Было уже за полночь. Засыпанный до окон глубоким снегом, натрудившись за день, поселок беспробудно спал. Ада тронула Демида за рукав – пошли.
Не доходя немного до своего дома, за углом, она сказала:
– Погоди тут чуток…
Сама пошла дальше. Окна в избе были темными. Но надо было на всякий случай проверить. Она отперла дверь – из темноты пахнуло чуть угарным теплом, запахом опары.
Ада зажгла лампу, огляделась: никого. Может, сюда привести? Но тут же отвергла эту мысль: в баньке надежнее… Она достала из-за пазухи деньги (не выдержала), пересчитала. Завернула в бумажку и спрятала за картину, на которой была изображена зеленая русалка.
«Стоит, горемычный», – подумала она совсем размягченно о Демиде. Заозерный покорно стоял на прежнем месте за углом. Ада призывно махнула ему и пошла, и он затопал следом.
Банька, срубленная из грубых бревен, темнела в конце двора. Сквозь окошко, покрытое слоистыми причудливыми узорами, лунный свет еле пробивался. Пахло березовым веником, мылом и тем особенным запахом, которым за годы пропитались бревна.
Демид почти на ощупь нашел широкую лежанку и расстелил на ней тулуп. Ада, расстегнув белый, кокетливо укороченный полушубок, села с ним рядом. Демид нетерпеливо притянул ее к себе, зашарил рукой. Накололся о булавку, выругался.

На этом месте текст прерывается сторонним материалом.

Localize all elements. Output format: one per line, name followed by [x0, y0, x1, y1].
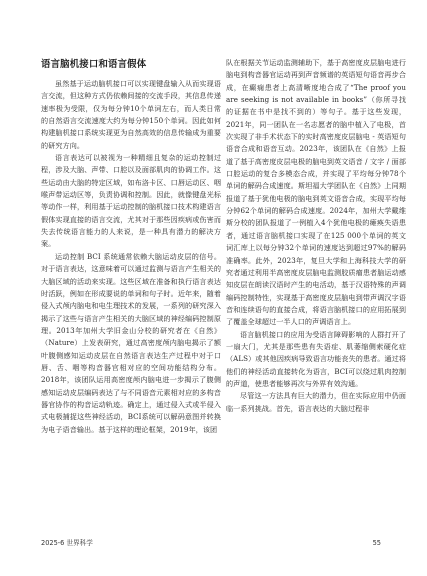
footer-journal: 2025-6 世界科学 — [41, 539, 93, 547]
left-paragraphs — [41, 78, 221, 436]
left-column — [41, 58, 221, 436]
right-column — [226, 57, 406, 415]
page-number: 55 — [372, 539, 381, 547]
paragraph: 尽管这一方法具有巨大的潜力，但在实际应用中仍面临一系列挑战。首先，语言表达的大脑过程非 — [226, 391, 406, 413]
paragraph: 队在根据关节运动监测辅助下，基于高密度皮层脑电进行脑电到构音器官运动再到声音频谱的英语短句语音再步合成，在癫痫患者上高清晰度地合成了“The proof you are seeking is not available in books”（你所寻找的证据在书中是找不到的）等句子。基于这些发现，2021年，同一团队在一名志愿者的脑中植入了电极，首次实现了非手术状态下的实时高密度皮层脑电 - 英语短句语音合成和语音互动。2023年，该团队在《自然》上报道了基于高密度皮层电极的脑电到英文语音 / 文字 / 面部口腔运动的复合多模态合成，并实现了平均每分钟78个单词的解码合成速度。斯坦福大学团队在《自然》上同期报道了基于犹他电极的脑电到英文语音合成，实现平均每分钟62个单词的解码合成速度。2024年，加州大学戴维斯分校的团队报道了一例植入4个犹他电极的瘫痪失语患者，通过语言脑机接口实现了在125 000个单词的英文词汇库上以每分钟32个单词的速度达到超过97%的解码准确率。此外，2023年，复旦大学和上海科技大学的研究者通过利用半高密度皮层脑电监测胶质瘤患者脑运动感知皮层在朗读汉语时产生的电活动，基于汉语特殊的声调编码控制特性，实现基于高密度皮层脑电到带声调汉字语音和连续语句的直接合成，将语言脑机接口的应用拓展到了覆盖全球超过一半人口的声调语言上。 — [226, 58, 406, 327]
paragraph: 语言脑机接口的应用为受语言障碍影响的人群打开了一扇大门，尤其是那些患有失语症、肌萎缩侧索硬化症（ALS）或其他因疾病导致语言功能丧失的患者。通过将他们的神经活动直接转化为语言，BCI可以绕过肌肉控制的声道，使患者能够再次与外界有效沟通。 — [226, 329, 406, 388]
paragraph: 运动控制 BCI 系统通常依赖大脑运动皮层的信号。对于语言表达，这意味着可以通过监测与语言产生相关的大脑区域的活动来实现。这些区域在准备和执行语言表达时活跃，例如在形成要说的单词和句子时。近年来，随着侵入式颅内脑电和电生理技术的发展，一系列的研究深入揭示了这些与语言产生相关的大脑区域的神经编码控制原理。2013年加州大学旧金山分校的研究者在《自然》（Nature）上发表研究，通过高密度颅内脑电揭示了额叶腹侧感知运动皮层在自然语言表达生产过程中对于口唇、舌、咽等构音器官相对应的空间功能结构分布。2018年，该团队运用高密度颅内脑电进一步揭示了腹侧感知运动皮层编码表达了与不同语音元素相对应的多构音器官协作的构音运动轨迹。确定上，通过侵入式或半侵入式电极捕捉这些神经活动，BCI系统可以解码意图并转换为电子语音输出。基于这样的理论框架，2019年，该团 — [41, 251, 221, 434]
paragraph: 语言表达可以被视为一种精细且复杂的运动控制过程，涉及大脑、声带、口腔以及面部肌肉的协调工作。这些运动由大脑的特定区域，如布洛卡区、口唇运动区、咽喉声带运动区等，负责协调和控制。因此，就像键盘光标等动作一样，利用基于运动控制的脑机接口技术构建语言假体实现直接的语言交流，尤其对于那些因疾病或伤害而失去传统语言能力的人来说，是一种具有潜力的解决方案。 — [41, 153, 221, 249]
section-title: 语言脑机接口和语言假体 — [41, 59, 147, 70]
paragraph: 虽然基于运动脑机接口可以实现键盘输入从而实现语言交流，但这种方式仍依赖间接的交流手段，其信息传递速率极为受限，仅为每分钟10个单词左右，而人类日常的自然语言交流速度大约为每分钟150个单词。因此如何构建脑机接口系统实现更为自然高效的信息传输成为重要的研究方向。 — [41, 79, 221, 150]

– Подожди, я сама… – сказала Ада.
Спустя какое-то время она спросила потихоньку:
– Можно, я валенки надену, а то ноги боюсь застудить…
Ада оставила Демида в баньке до утра. Пообещала разбудить пораньше. Спал он крепко, и она еле растолкала его. Он увидел ее и сразу все вспомнил. Обнял. Под полушубком у нее была одна рубашка. На этот раз она торопила его:
– Скорей, уже светает…
Потом Демид воровато вышмыгнул со двора, свернул за угол. Под ногами хрустело, словно он шел по битому стеклу. Над избами из труб уже тянулись дымные плотные столбы. Ни дуновения в воздухе. И дымные плотные столбы были прямыми, как стволы сосен.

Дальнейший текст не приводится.